Senator Christopher Dodd, the Democratic chairman of the Senate Banking Committee, told reporters on Wednesday that he would consider changing the mark-to-market accounting regulation rules.
You see the problem is that the banks don’t want to mark their assets at their true value, because for much of their sub-prime and derivative assets the true value is zero. In the current market condition, the value of trillions of dollars of bank assets is zero because there is no one interesting in buying these assets at any price.
If the banks mark down their assets to their market value (mark-to-market), many of them would be insolvent. To solve this problem, the same senators who creating the housing bubble by creating the rules that allowed Freddie Mac and Fannie Mae to expand, are now suggesting that we just change the accounting rules.

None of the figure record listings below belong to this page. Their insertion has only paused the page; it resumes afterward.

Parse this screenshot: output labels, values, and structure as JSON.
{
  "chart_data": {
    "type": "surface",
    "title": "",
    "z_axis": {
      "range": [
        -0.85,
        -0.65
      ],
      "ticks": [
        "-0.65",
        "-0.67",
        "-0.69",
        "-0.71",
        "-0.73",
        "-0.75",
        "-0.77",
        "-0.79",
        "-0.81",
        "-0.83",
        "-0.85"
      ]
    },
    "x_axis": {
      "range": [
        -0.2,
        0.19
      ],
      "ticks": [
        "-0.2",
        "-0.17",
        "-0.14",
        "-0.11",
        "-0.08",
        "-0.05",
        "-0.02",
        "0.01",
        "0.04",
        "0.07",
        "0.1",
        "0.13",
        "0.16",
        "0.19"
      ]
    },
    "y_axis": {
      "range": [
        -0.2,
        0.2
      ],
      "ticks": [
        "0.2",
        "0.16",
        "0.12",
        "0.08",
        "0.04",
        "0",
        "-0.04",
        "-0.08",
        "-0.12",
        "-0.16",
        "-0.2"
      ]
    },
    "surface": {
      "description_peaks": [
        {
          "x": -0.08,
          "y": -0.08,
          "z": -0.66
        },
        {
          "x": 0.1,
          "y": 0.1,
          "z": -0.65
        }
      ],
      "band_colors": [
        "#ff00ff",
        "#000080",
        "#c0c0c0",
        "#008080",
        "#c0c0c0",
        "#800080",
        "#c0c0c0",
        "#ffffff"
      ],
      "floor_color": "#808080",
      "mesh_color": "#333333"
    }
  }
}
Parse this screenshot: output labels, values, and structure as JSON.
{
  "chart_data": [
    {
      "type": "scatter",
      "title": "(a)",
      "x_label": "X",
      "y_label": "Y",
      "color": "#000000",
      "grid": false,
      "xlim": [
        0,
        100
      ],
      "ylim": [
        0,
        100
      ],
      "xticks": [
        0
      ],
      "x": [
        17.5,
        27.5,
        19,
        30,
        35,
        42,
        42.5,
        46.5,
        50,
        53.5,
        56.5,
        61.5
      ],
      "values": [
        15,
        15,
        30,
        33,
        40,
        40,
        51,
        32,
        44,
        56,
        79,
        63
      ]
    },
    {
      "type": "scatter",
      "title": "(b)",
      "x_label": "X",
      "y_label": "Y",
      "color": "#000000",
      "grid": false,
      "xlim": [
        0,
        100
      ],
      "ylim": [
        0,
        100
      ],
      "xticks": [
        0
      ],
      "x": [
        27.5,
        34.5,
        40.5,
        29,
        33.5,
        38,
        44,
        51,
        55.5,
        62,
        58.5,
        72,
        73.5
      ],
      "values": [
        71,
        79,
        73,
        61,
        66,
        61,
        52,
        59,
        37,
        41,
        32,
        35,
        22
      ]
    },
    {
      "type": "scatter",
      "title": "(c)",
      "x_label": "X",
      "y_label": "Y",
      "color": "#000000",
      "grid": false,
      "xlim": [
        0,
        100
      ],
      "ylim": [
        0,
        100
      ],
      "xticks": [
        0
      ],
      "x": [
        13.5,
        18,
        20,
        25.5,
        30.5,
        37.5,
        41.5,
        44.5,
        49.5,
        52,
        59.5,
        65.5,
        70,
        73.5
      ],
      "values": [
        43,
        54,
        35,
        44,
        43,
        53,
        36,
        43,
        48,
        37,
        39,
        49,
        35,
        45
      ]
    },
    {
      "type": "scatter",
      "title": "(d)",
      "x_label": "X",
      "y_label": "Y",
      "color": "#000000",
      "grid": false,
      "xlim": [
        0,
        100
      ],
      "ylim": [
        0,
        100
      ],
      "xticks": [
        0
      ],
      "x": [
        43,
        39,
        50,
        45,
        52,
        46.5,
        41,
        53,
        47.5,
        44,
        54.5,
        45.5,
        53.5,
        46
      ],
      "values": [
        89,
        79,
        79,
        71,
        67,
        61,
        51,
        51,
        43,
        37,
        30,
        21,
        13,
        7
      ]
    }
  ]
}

Their theory is that the banks shouldn’t have to mark down their assets to near zero because some day in the future - the assets will against be worth something. Enron tried a similar trick when it adjusted its accounting rules to move high risk assets off its books and we all know what happen.
If the banks have trillions of dollars in near-zero assets, than the billions in bailouts are not going to be nearly enough the save them. Many banks will eventually fail unless the market returns to pre-crash prosperity.
The problem is not the accounting rules, it’s the assets. The assets are worthless and probably will continue to be worthless even after the recession runs its course. The hard truth is that many of the US banks are insolvent and the economy will eventually have to deal with that.
Meanwhile, the recession continues to deepen, as US employers slashed 598,000 jobs in January, the deepest cut in payrolls in 34 years as the national unemployment rate shot up to 7.6 percent.